Thursday, August 23, 2007

Google and Galileo

How's this for a coincidence? Apparently, Galileo developed an advanced telescope on this day in history over five hundred years ago. Yesterday, news reports around the world announced that Google Earth was adding another feature to its program. Now, you can enter an address and click the Google Sky button to see the night sky above you. What is mind-boggling is that you can zoom in, pivot your camera and move the mouse around to your heart's delight. Galileo was thrown in jail for refusing to refute (initially) his writings. For looking at the rings of Saturn he was tortured. Just the mere act of peering through a telescope challenged the institutional power of the Catholic Church at the time. Pope John Paul II formally forgave Galileo only recently too. Now comes Google. Is it possible that Google destroyed the telescope for amatuer nightwatchers? The night sky is as available as an interstate highway. But is it closer or farther away?
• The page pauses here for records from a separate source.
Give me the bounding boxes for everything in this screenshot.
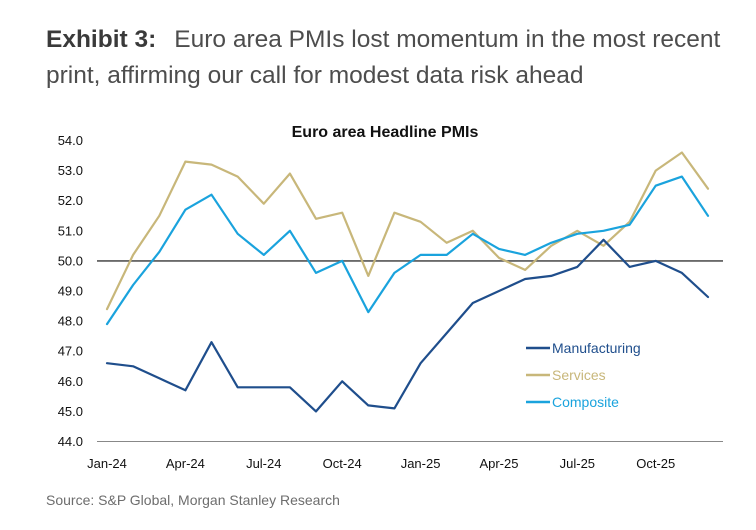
x-tick-label: Oct-25 <box>636 456 675 471</box>
legend-label-composite: Composite <box>552 394 619 410</box>
exhibit-title: Euro area PMIs lost momentum in the most… <box>46 26 721 89</box>
x-tick-label: Apr-25 <box>479 456 518 471</box>
x-tick-label: Apr-24 <box>166 456 205 471</box>
x-tick-label: Jan-24 <box>87 456 127 471</box>
chart-series <box>105 151 710 413</box>
exhibit-heading: Exhibit 3: Euro area PMIs lost momentum i… <box>46 22 726 94</box>
legend-label-manufacturing: Manufacturing <box>552 340 641 356</box>
x-tick-label: Jul-24 <box>246 456 281 471</box>
y-tick-label: 53.0 <box>58 163 83 178</box>
series-line-composite <box>105 175 710 326</box>
x-tick-label: Jul-25 <box>560 456 595 471</box>
y-tick-label: 54.0 <box>58 133 83 148</box>
y-tick-label: 51.0 <box>58 223 83 238</box>
y-tick-label: 50.0 <box>58 253 83 268</box>
y-tick-label: 52.0 <box>58 193 83 208</box>
series-line-manufacturing <box>105 238 710 413</box>
chart-title: Euro area Headline PMIs <box>292 124 479 141</box>
chart-axes: 44.0 45.0 46.0 47.0 48.0 49.0 50.0 51.0 52.0 53.0… <box>58 133 723 471</box>
y-tick-label: 49.0 <box>58 284 83 299</box>
x-tick-label: Jan-25 <box>401 456 441 471</box>
y-tick-label: 45.0 <box>58 404 83 419</box>
x-tick-label: Oct-24 <box>323 456 362 471</box>
y-tick-label: 48.0 <box>58 314 83 329</box>
legend-label-services: Services <box>552 367 606 383</box>
source-note: Source: S&P Global, Morgan Stanley Resea… <box>46 492 340 508</box>
y-tick-label: 47.0 <box>58 344 83 359</box>
exhibit-label: Exhibit 3: <box>46 26 157 53</box>
series-line-services <box>105 151 710 311</box>
y-tick-label: 44.0 <box>58 434 83 449</box>
chart-legend: Manufacturing Services Composite <box>526 340 641 410</box>
y-tick-label: 46.0 <box>58 374 83 389</box>
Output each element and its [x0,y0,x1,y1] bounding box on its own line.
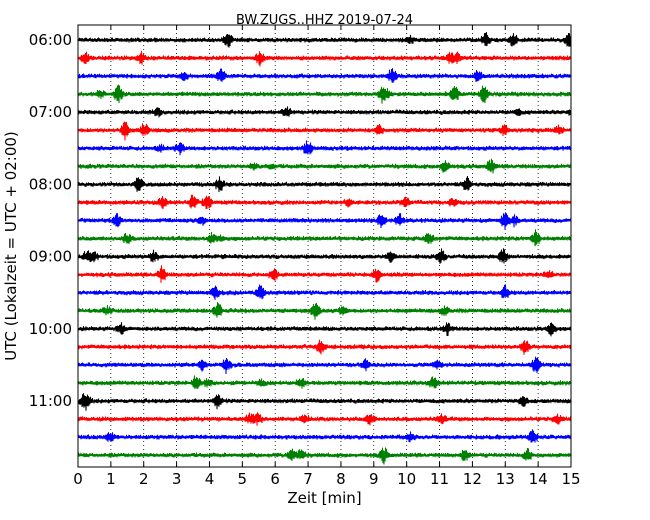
x-tick-label: 2 [139,470,149,488]
trace-line [77,375,572,390]
trace-line [77,447,572,465]
x-tick-label: 5 [238,470,248,488]
trace-line [77,412,572,426]
y-tick-label: 07:00 [29,103,72,121]
y-tick-label: 11:00 [29,392,72,410]
x-tick-label: 14 [529,470,548,488]
y-axis: 06:00 07:00 08:00 09:00 10:00 11:00 [29,31,83,410]
y-tick-label: 10:00 [29,320,72,338]
trace-line [77,229,572,247]
x-tick-label: 0 [73,470,83,488]
x-tick-label: 6 [270,470,280,488]
trace-line [77,32,572,48]
trace-line [77,265,572,283]
trace-line [77,176,572,193]
trace-line [77,84,572,104]
trace-line [77,393,572,411]
y-axis-label: UTC (Lokalzeit = UTC + 02:00) [2,131,20,361]
chart-title: BW.ZUGS..HHZ 2019-07-24 [236,13,413,28]
trace-line [77,194,572,210]
x-tick-label: 3 [172,470,182,488]
trace-line [77,284,572,300]
y-tick-label: 09:00 [29,248,72,266]
trace-line [77,50,572,67]
trace-line [77,68,572,83]
trace-line [77,339,572,355]
trace-line [77,248,572,264]
x-tick-label: 13 [496,470,515,488]
y-tick-label: 08:00 [29,175,72,193]
grid-lines [110,25,539,467]
x-tick-label: 11 [430,470,449,488]
trace-line [77,140,572,156]
x-axis: 0 1 2 3 4 5 6 7 8 9 10 11 12 13 14 15 [73,25,581,488]
trace-line [77,106,572,118]
y-tick-label: 06:00 [29,31,72,49]
x-tick-label: 12 [463,470,482,488]
trace-line [77,121,572,141]
trace-line [77,302,572,320]
plot-frame [77,24,572,468]
trace-line [77,356,572,375]
x-tick-label: 8 [336,470,346,488]
trace-line [77,429,572,443]
x-axis-label: Zeit [min] [287,489,361,507]
trace-line [77,158,572,174]
traces [77,32,572,465]
x-tick-label: 4 [205,470,215,488]
x-tick-label: 15 [561,470,580,488]
x-tick-label: 10 [397,470,416,488]
x-tick-label: 1 [106,470,116,488]
x-tick-label: 9 [369,470,379,488]
trace-line [77,212,572,230]
x-tick-label: 7 [303,470,313,488]
trace-line [77,322,572,337]
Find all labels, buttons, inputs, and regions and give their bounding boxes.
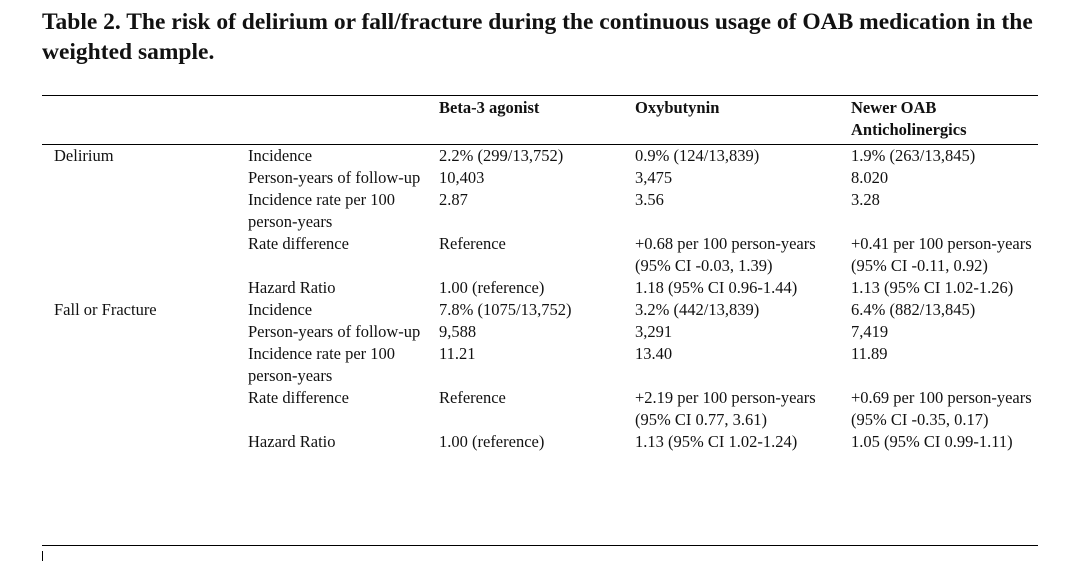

In the coming year, the Japanese are going to expand the International Space Station with an addition, called Kibo. Moon bases are being planned, as is a US mission to Mars. The Pentagon is even eyeing the weaponization of space. Maybe as technology, like Google, makes space more accessible and corporations and nations see investment in space as profitable and strategically adventageous, we will move ultimately up and out. But at what cost? More or less than what Galileo paid?